Aktörlerden biri CHP ve gerilimden besleniyor.
CHP sallantıda… Safraları atıyoruz. Artık CHP ile ordu
arasındaki gerginlikten bahsediyoruz. YAŞ'ta ihraç olmaması bana
önemli geliyor. Dolmabahçe'de Türkiye için çok önemli ve iyi
kararlar alındığını düşünüyorum. Belki bugünleri
konuşmuşlardır.
DERİN DEVLETE YAKIŞAN İSİM DEMİREL'DİR
CHP Ergenekon'a sahip çıkmayı devlete sahip çıkma gibi
sunuyor.
Türkiye'de devletin kendisi derindir. Hep böyle oldu, böyle de
olacak. Ergenekon'a derin devlet deniyor. Böyle derin devlet olmaz,
bunlar süprüntü, durumdan vazife çıkaranlar. Asıl derin devlet
Churchill'in, Roosevelt'in kurduğu sistemlerdir.
Bizde derin devlete en çok yakışacak isim kimdir?
Demirel'dir, (böyle olduğunu iddia etmiyorum) çünkü düşünmesini
bilen, uzun dönem çıkarları gören bir insandır. Dolmabahçe
görüşmesinde sonra Başbakan, Genelkurmay ve Cumhurbaşkanı anlaşmış
görünüyor. Böyle gitmez, bütün bunlara teslim olursak Türk devleti
çözülür dediler. Hiçbiri bu tarihsel sorumluluğun altına giremezdi.
Normalleşmeyi onlar sağlayacaklar ki Türkiye dünyada hak ettiğimiz
yeri bulsun. Yalnız CHP dışında kalarak kendi tasfiye sürecini
başlattı. Ben diyorum ki, bundan böyle hayatlarımızı karşıtlıklar
üstüne değil, ortak noktalarımız üstüne kuracağız. Ben de buna kafa
yoracağım.
Yeni idealiniz bu mu?
Evet. Türkiye'nin de ihtiyacının bu olduğunu sanıyorum. Dindar
olmayan biri olarak, dindarın yaşam biçimini, özgürlüklerini de
savunacağım. Bu tavrın teorisini yapacağız önümüzdeki dönemde. Aynı
şeyi onlardan da bekleyeceğim.
Nedir ilk adımın?
Cemil Meriç'le ilgili bir yazı dizisi yaptırdım, yayınlayacağım.

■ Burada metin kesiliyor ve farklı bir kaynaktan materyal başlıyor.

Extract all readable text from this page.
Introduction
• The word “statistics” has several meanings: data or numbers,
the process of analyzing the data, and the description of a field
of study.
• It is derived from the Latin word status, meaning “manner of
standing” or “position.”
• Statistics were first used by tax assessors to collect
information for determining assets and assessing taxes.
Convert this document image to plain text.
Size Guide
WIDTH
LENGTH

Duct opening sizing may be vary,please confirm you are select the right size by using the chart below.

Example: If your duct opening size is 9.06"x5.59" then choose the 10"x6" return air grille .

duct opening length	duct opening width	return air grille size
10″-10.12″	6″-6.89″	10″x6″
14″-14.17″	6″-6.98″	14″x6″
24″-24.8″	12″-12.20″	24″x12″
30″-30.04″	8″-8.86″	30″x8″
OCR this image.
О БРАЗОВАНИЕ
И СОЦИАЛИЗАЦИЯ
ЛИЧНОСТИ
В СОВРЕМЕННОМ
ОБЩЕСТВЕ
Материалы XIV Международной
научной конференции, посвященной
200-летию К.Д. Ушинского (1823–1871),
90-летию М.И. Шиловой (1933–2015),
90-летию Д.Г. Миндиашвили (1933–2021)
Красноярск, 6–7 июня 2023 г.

Meriç'in önemli olduğunu düşünüyorum. Türkiye'de halk ile
entelejansiya arası daima kopuk kaldı. Meriç halktan kopuk aydını
dönüştürmeye adadı hayatını. Kendisi dönüşürken başkalarını da
dönüştürdü. İslam'ı anladı ama hep sosyalist kaldı. Sosyalist
olarak dindarlarla bağlantı kurdu.
Ne din ne de tarih tam anlamıyla bilinmiyor bizde…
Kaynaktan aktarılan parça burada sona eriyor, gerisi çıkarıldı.